First off, remember this study used EBV infected cells. If you're referring to McGregor's paper on Glycolysis dysfunction, I'm pretty sure he just tested on "ME/CFS patients". Something to keep in mind.

Second, Glycolysis occurs outside the mitochondria. This study looked at dysfunction w/in mitochondria. It also acknowledged the older studies that propose a defect in glycolysis, or defect in pyruvate dehydrogenase (PDH).

And those are their words in the study, they were careful to use the term "defect". Because really, the other studies aren't wrong. I mean, there is dysfunction involving glycolysis and PDH and energy production. But where is the true defect. None of it is going to work to bring our bodies energy if Complex V is messed up.

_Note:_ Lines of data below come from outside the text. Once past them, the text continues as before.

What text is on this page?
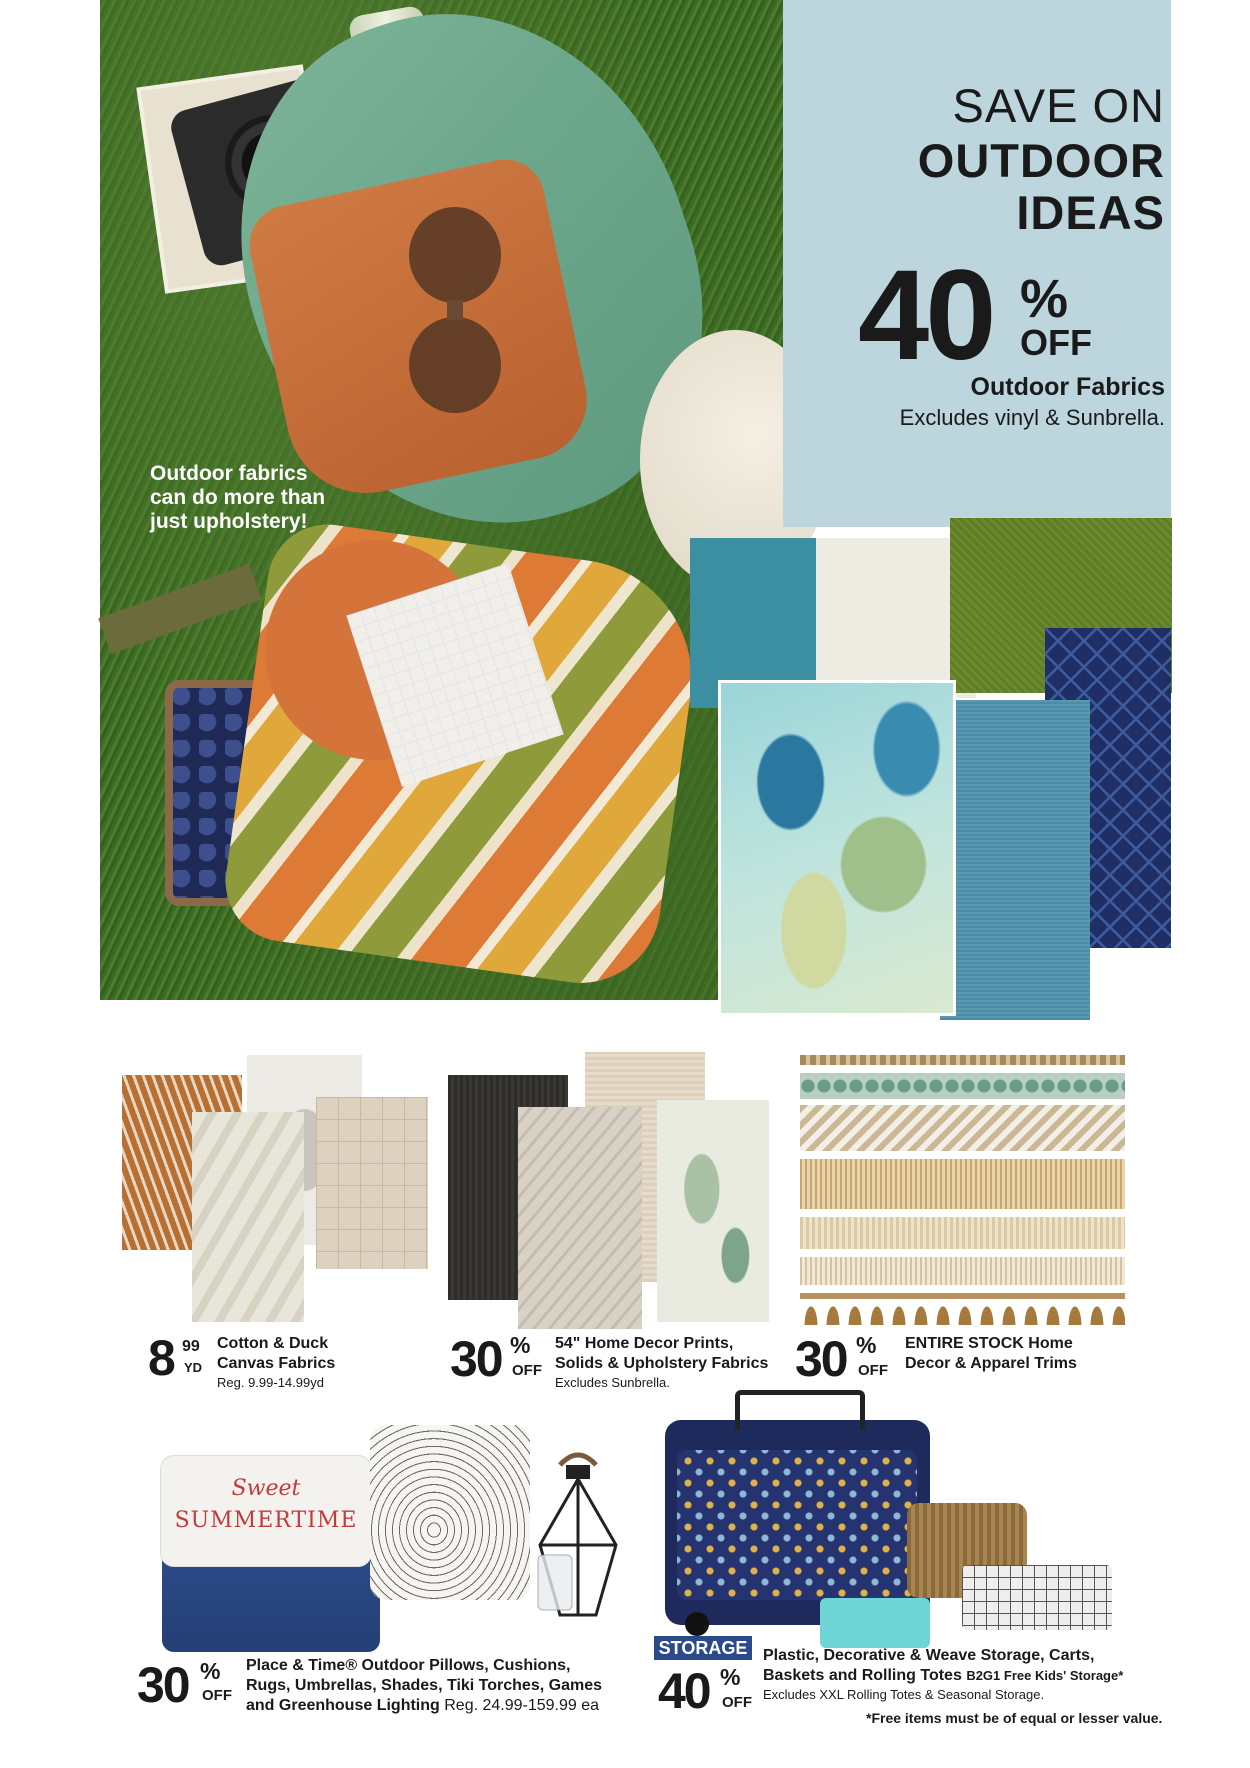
Outdoor fabrics
can do more than
just upholstery!
SAVE ON
OUTDOOR
IDEAS
40 %
OFF
Outdoor Fabrics
Excludes vinyl & Sunbrella.
8 99
YD
Cotton & Duck
Canvas Fabrics
Reg. 9.99-14.99yd	30 %
OFF
54" Home Decor Prints,
Solids & Upholstery Fabrics
Excludes Sunbrella.	30 %
OFF
ENTIRE STOCK Home
Decor & Apparel Trims
Sweet
SUMMERTIME
30 %
OFF
Place & Time® Outdoor Pillows, Cushions,
Rugs, Umbrellas, Shades, Tiki Torches, Games
and Greenhouse Lighting Reg. 24.99-159.99 ea
STORAGE
40 %
OFF
Plastic, Decorative & Weave Storage, Carts,
Baskets and Rolling Totes B2G1 Free Kids' Storage*
Excludes XXL Rolling Totes & Seasonal Storage.
*Free items must be of equal or lesser value.
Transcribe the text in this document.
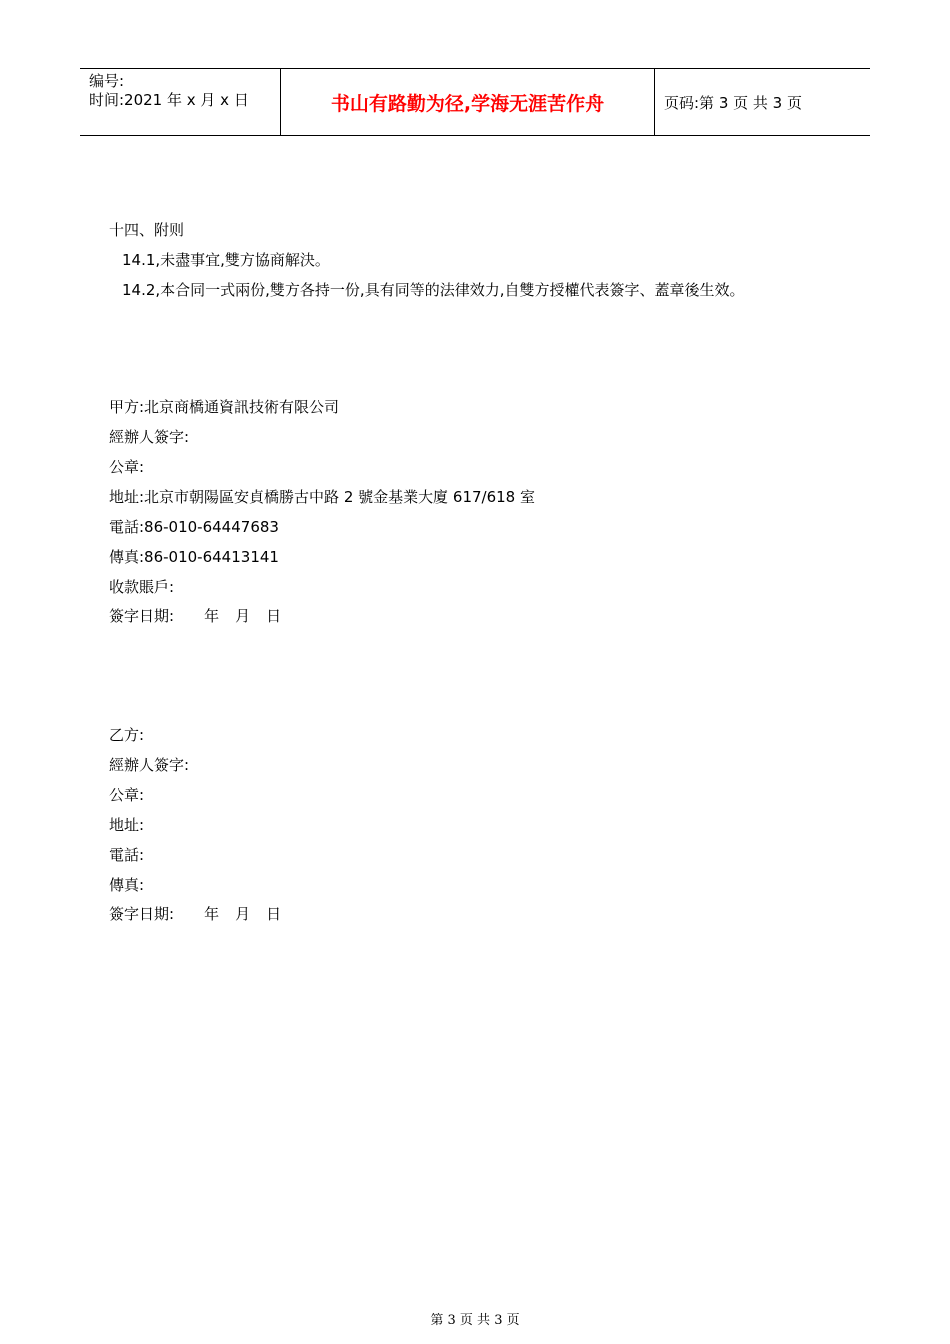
编号:
时间:2021 年 x 月 x 日	书山有路勤为径,学海无涯苦作舟	页码:第 3 页 共 3 页
十四、附则
14.1,未盡事宜,雙方協商解決。
14.2,本合同一式兩份,雙方各持一份,具有同等的法律效力,自雙方授權代表簽字、蓋章後生效。
甲方:北京商橋通資訊技術有限公司
經辦人簽字:
公章:
地址:北京市朝陽區安貞橋勝古中路 2 號金基業大廈 617/618 室
電話:86-010-64447683
傳真:86-010-64413141
收款賬戶:
簽字日期: 年 月 日
乙方:
經辦人簽字:
公章:
地址:
電話:
傳真:
簽字日期: 年 月 日
第 3 页 共 3 页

Third, to be fair, I actually don't think McGregor's paper (or the healthrising blog post I read, I didn't seek out the actual study) really showed direct Glycolysis dysfunction. I mean, he used that glucose tolerance test (GTT) or whatever. But, that just showed CFS people suck at using glucose for energy, not why. Idk, the whole McGregor theory seems sort of presumptuous, to me at least.

#4!! They actually talked about Glycolysis a lot. Section 2.6. Glycolytic Rates Are Unaffected in blah blah blah.

This makes sense in my mind. Glycolytic Rate - Ok, so the rate at which glucose turns to pyruvate. If the dysfunction is IN the mitochondria, then yea, the glycolytic rate would be the same. It's just that once the pyruvate gets to the mitochondria, it doesn't get processed right.

I'd love to know definitively if glycolysis is impaired or not

So, I guess the answer at this point in time, appears to be no, it is not.